Burning customers through security problems is a sure way to lose customer confidence. I’ve been on both sides of this and it is real. Building security in every product and feature you build from day zero is way easier than adding it afterwards. As your startup moves upmarket, the conversations with larger purchasers will become more detailed and require more rigor in your product. Thankfully this is easier than ever to do with good secure options in the cloud, and constant improvements like those around S3 bucket configuration that can prevent you from running into classic problems while using the cloud.
2. Ship, a lot
At Intercom, we say that “Shipping is your company’s heartbeat.” I don’t think it’s a coincidence that companies that focus on shipping are successful. In fact, this has been shown to be the case with a great deal of rigor.

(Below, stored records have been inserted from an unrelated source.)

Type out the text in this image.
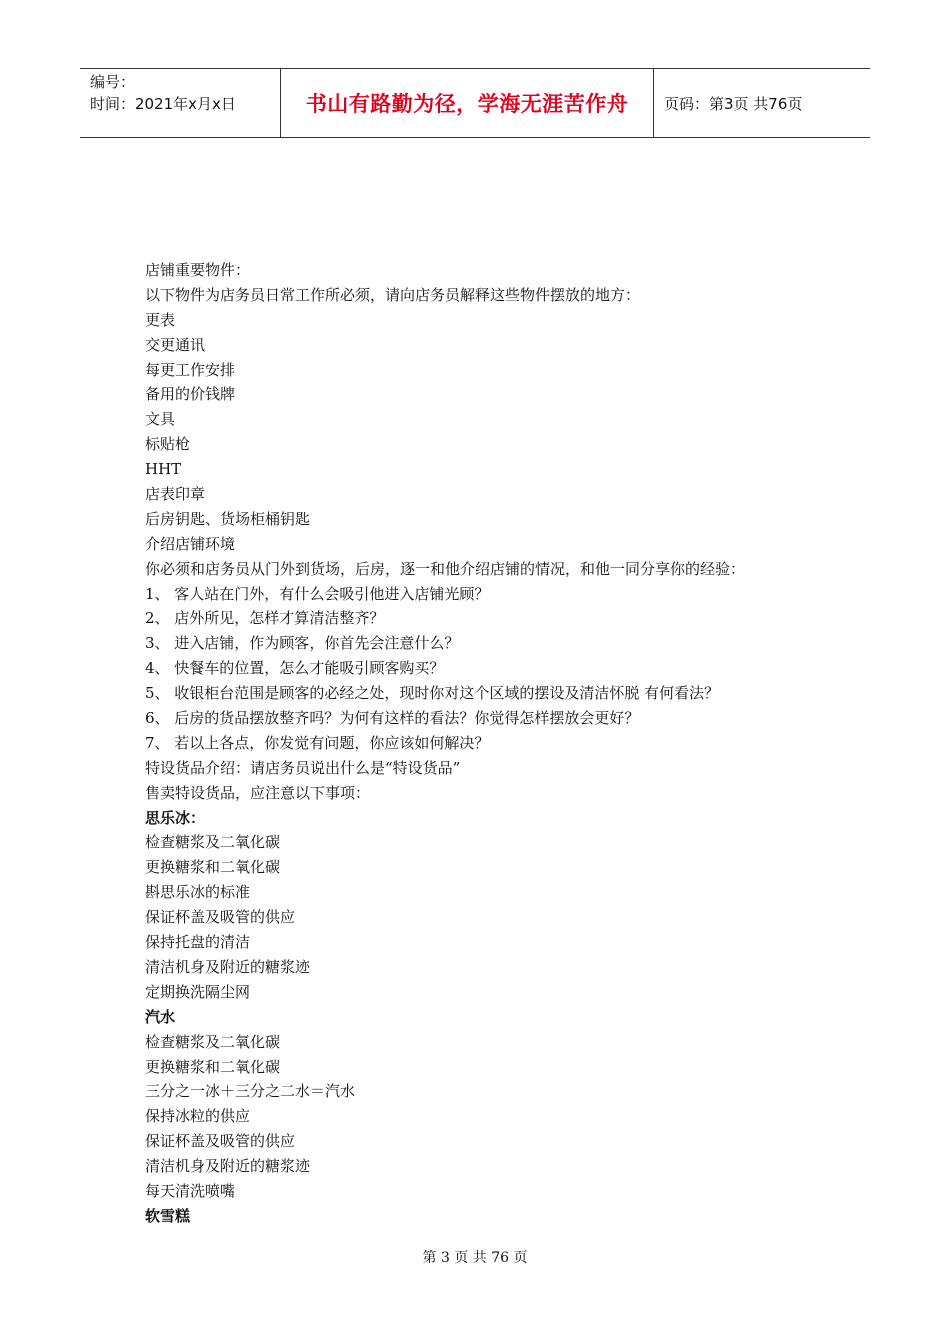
编号：
时间：2021年x月x日	书山有路勤为径，学海无涯苦作舟 页码：第3页 共76页
店铺重要物件：
以下物件为店务员日常工作所必须，请向店务员解释这些物件摆放的地方：
更表
交更通讯
每更工作安排
备用的价钱牌
文具
标贴枪
HHT
店表印章
后房钥匙、货场柜桶钥匙
介绍店铺环境
你必须和店务员从门外到货场，后房，逐一和他介绍店铺的情况，和他一同分享你的经验：
1、 客人站在门外，有什么会吸引他进入店铺光顾？
2、 店外所见，怎样才算清洁整齐？
3、 进入店铺，作为顾客，你首先会注意什么？
4、 快餐车的位置，怎么才能吸引顾客购买？
5、 收银柜台范围是顾客的必经之处，现时你对这个区域的摆设及清洁怀脱 有何看法？
6、 后房的货品摆放整齐吗？为何有这样的看法？你觉得怎样摆放会更好？
7、 若以上各点，你发觉有问题，你应该如何解决？
特设货品介绍：请店务员说出什么是“特设货品”
售卖特设货品，应注意以下事项：
思乐冰：
检查糖浆及二氧化碳
更换糖浆和二氧化碳
斟思乐冰的标准
保证杯盖及吸管的供应
保持托盘的清洁
清洁机身及附近的糖浆迹
定期换洗隔尘网
汽水
检查糖浆及二氧化碳
更换糖浆和二氧化碳
三分之一冰＋三分之二水＝汽水
保持冰粒的供应
保证杯盖及吸管的供应
清洁机身及附近的糖浆迹
每天清洗喷嘴
软雪糕
第 3 页 共 76 页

I consider Accelerate: The Science of Lean Software and DevOps: Building and Scaling High Performing Technology Organizations by Nicole Forsgren, Jez Humble, and Gene Kim to be the bible of high-performance technology organizations. The authors applied research methods to discovering best practices used in real companies to be successful. If you care about your organization’s success, no matter what the industry, the knowledge in this book will help you a lot.
3. Hire for potential
Ideally, you’ll aim to hire generalists who really want to grow. The growth mindset alone encourages growth, and boy are you going to need it in a fast-growing environment. SMEs or specialists offer seductive productivity, but ultimately they might turn into silos that can slow you down, limiting advantages of collaboration and team-owned problems.
“If you do hire people with deep expertise, you should ensure they are set up to share that expertise to help develop your team”
You won’t get the best solution if the entire team can’t work on your biggest problems. You want people to grow towards owning and deeply understanding your organization’s main problems – rather than being siloed by gatekeepers. If you do hire people with deep expertise, you should ensure they are set up to share that expertise to help develop your team.
4. Bias towards high-level services
As I’ve mentioned, it’s wise to pick a small number of well-understood services to use. Elasticache, SQS, and Amazon Relational Database Service (RDS) are far better defaults to use instead of using your own Memcached, RabbitMQ, or self-run clustered MySQL setup.
Similarly, I think some of the managed cloud security and AI/ML services are looking really great, and I’d kick the tyres of them before building something along the same lines. When you do need to solve some problems that go beyond your current tech stack, I’d recommend that you first avoid building anything and simply use something that’s available in your existing cloud provider.
5. Focus on the customer
Is this a cliché? No – if you actually put this into practice, this means world-class observability, monitoring, operational best practices, good uptime, performance, and solid security.
I think Jeff Bezos was on the right track when he talked about always working backwards from the customer. I first learned this while working at Amazon, and it’s truer than ever working at Intercom. If you don’t know what your customers are doing, experiencing, and thinking, you are not focused on them. Great tools like Intercom and Honeycomb can definitely help you out a lot to understand your customers.